Tal vez sólo le conmoviera una cosa: las colas que empezaban a formarse delante del Monte de Piedad, de reciente inauguración. La gente empeñaba allí cosas inverosímiles, desde una máquina de escribir hasta una muñeca o una pitillera. Se llevaban el dinero y el ticket como ocultándoselos a sí mismos. Por regla general, iban las mujeres. Muchas gitanas y viudas de fusilados. Pero a veces se presentaban en el mostrador caballeros bien vestidos, limpios, que en medio de su miseria guardaban la compostura. Hacían cola entre acobardados y distraídos y al final empeñaban el reloj. El comisario Diéguez no podía dejar de pensar en la colección de relojes de pared que poseía el camarada Montaraz y que tocaban cada uno su musiquilla.
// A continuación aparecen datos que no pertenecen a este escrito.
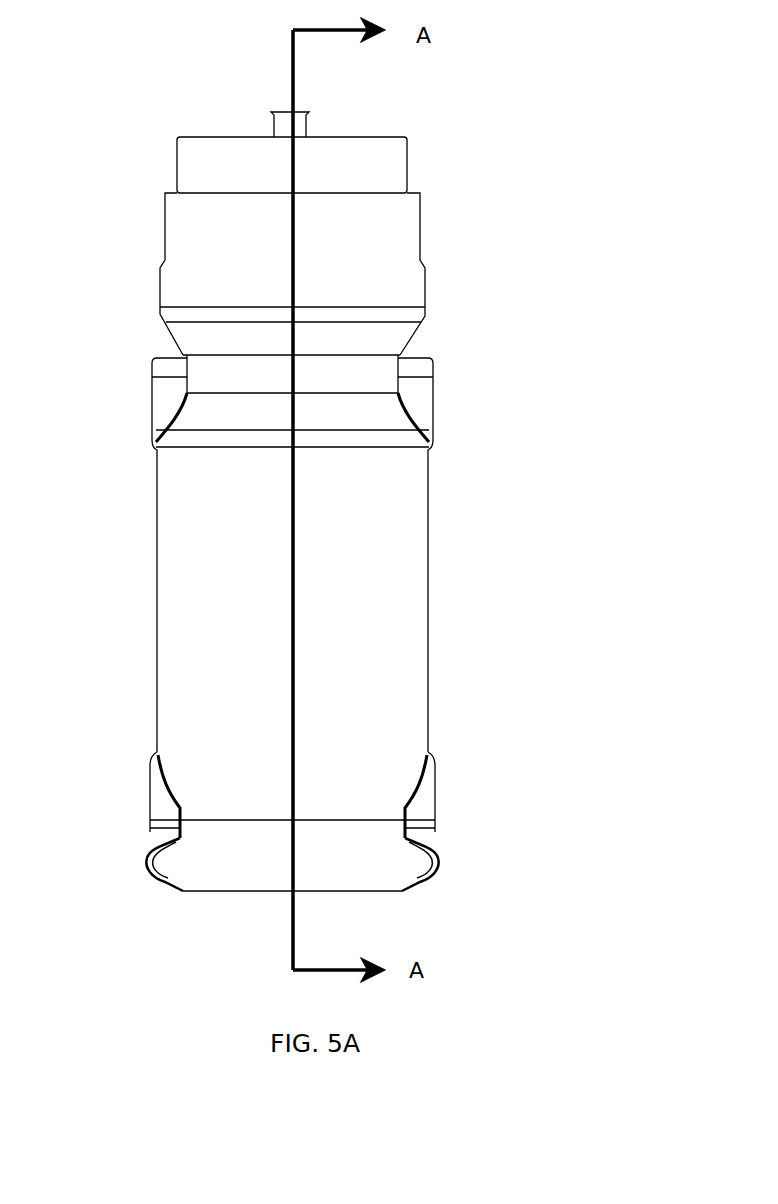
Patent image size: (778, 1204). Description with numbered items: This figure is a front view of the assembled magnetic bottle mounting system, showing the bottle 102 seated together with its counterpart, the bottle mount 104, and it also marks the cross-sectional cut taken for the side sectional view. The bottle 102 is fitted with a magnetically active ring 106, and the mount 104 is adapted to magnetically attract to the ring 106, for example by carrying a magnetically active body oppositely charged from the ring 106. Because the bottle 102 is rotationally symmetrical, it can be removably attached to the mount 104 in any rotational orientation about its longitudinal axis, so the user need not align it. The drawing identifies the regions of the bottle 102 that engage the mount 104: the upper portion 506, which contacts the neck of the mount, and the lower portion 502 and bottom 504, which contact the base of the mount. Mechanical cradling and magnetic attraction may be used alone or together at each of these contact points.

The bottle 102 is at (375, 240).
The bottle mount 104 is at (410, 387).
The magnetically active ring 106 is at (227, 377).
The lower portion 502 is at (147, 726).
The bottom 504 is at (225, 858).
The upper portion 506 is at (130, 384).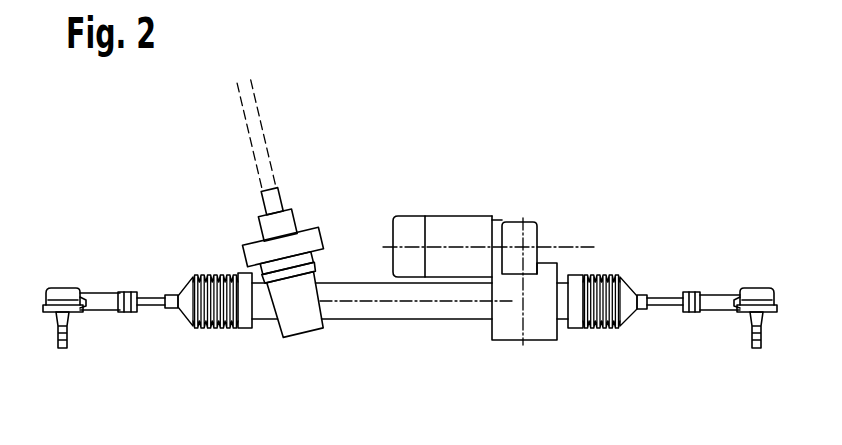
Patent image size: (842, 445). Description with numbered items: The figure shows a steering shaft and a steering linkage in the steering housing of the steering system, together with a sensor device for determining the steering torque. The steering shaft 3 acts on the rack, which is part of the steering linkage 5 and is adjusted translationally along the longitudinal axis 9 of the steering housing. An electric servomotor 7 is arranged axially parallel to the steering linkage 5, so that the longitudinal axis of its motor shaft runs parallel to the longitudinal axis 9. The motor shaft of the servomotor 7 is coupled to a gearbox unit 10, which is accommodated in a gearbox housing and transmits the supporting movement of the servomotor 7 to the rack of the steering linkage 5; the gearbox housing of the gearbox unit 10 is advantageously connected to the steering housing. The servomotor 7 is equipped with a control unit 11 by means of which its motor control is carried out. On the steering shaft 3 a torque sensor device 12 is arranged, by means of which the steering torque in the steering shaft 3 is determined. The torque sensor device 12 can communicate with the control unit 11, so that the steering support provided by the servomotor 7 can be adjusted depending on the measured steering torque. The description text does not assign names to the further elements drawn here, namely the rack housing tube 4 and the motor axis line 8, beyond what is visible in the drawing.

The steering shaft 3 is at (251, 97).
The rack housing 4 is at (357, 321).
The steering linkage 5 is at (676, 283).
The electric servomotor 7 is at (468, 225).
The motor axis 8 is at (580, 247).
The longitudinal axis 9 is at (453, 303).
The gearbox unit 10 is at (543, 341).
The control unit 11 is at (412, 225).
The torque sensor device 12 is at (255, 248).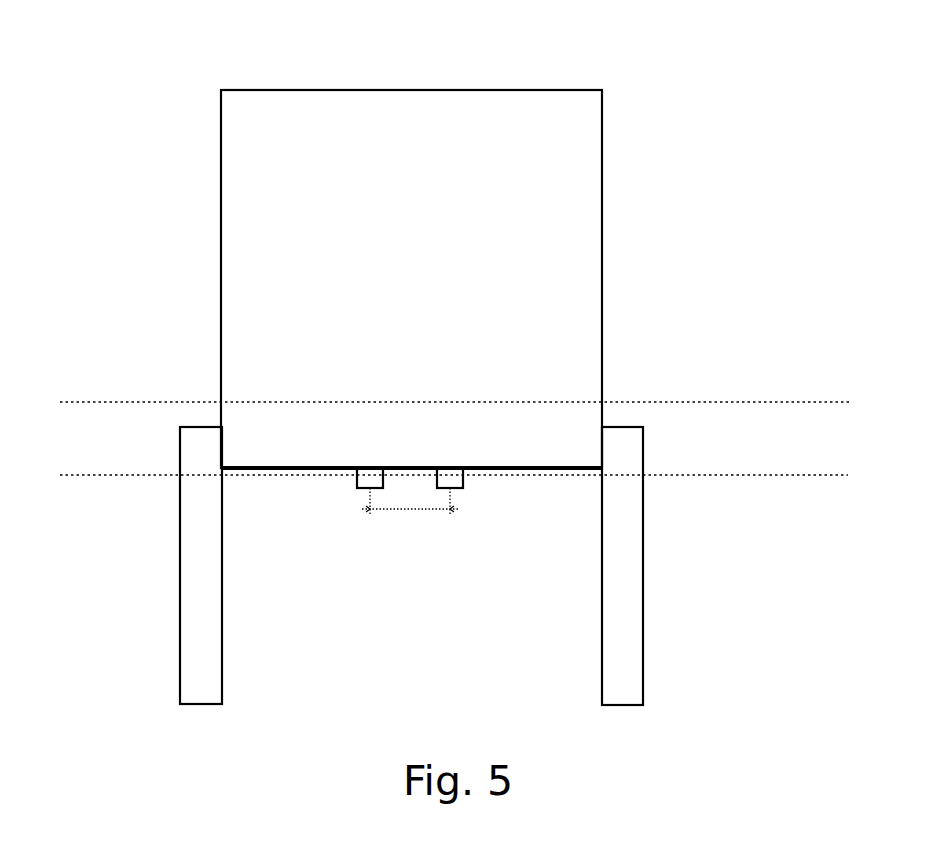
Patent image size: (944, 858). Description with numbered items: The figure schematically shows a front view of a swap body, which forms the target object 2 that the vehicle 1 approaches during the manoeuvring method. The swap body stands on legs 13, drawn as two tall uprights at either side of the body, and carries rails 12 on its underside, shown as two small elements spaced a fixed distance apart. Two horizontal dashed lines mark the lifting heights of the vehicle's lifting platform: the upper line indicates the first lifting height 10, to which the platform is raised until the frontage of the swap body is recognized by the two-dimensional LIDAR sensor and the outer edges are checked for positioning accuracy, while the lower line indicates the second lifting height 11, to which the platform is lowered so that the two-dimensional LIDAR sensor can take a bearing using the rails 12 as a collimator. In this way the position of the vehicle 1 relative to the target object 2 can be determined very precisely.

The vehicle 1 is at (837, 389).
The target object 2 is at (413, 104).
The first lifting height 10 is at (85, 399).
The second lifting height 11 is at (87, 477).
The rails 12 is at (357, 478).
The legs 13 is at (193, 599).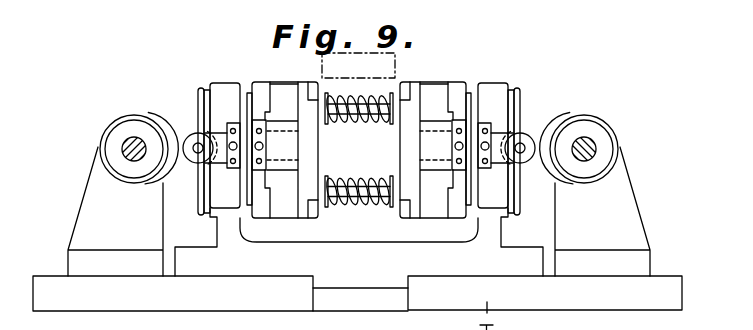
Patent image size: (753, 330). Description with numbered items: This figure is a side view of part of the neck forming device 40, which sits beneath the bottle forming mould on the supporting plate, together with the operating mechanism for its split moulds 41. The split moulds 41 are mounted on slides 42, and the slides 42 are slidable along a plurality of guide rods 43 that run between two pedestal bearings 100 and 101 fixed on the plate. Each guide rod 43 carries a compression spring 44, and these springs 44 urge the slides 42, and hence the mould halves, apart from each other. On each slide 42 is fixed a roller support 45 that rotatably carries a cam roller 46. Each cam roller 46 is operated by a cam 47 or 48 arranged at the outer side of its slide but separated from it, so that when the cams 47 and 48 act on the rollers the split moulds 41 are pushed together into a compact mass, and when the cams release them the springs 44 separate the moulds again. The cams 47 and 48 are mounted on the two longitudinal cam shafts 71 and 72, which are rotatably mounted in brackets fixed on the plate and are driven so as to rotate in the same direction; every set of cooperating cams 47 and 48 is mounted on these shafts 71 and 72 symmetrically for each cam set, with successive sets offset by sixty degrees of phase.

¿Qué opinaba de la guerra? Que ganarían los alemanes. Envidiaba al cónsul Paul Günther porque había hecho unos cursillos en la Gestapo. ¡Si él pudiera ir a Alemania y «matricularse» también! Consideraba que las SS eran una organización modélica, superior a la americana. Por lo demás, y pensando en personas como «La Voz de Alerta», recordaba un axioma político: «Un hombre no puede ser un buen conservador a los cuarenta si no ha arrojado bombas a los veinte».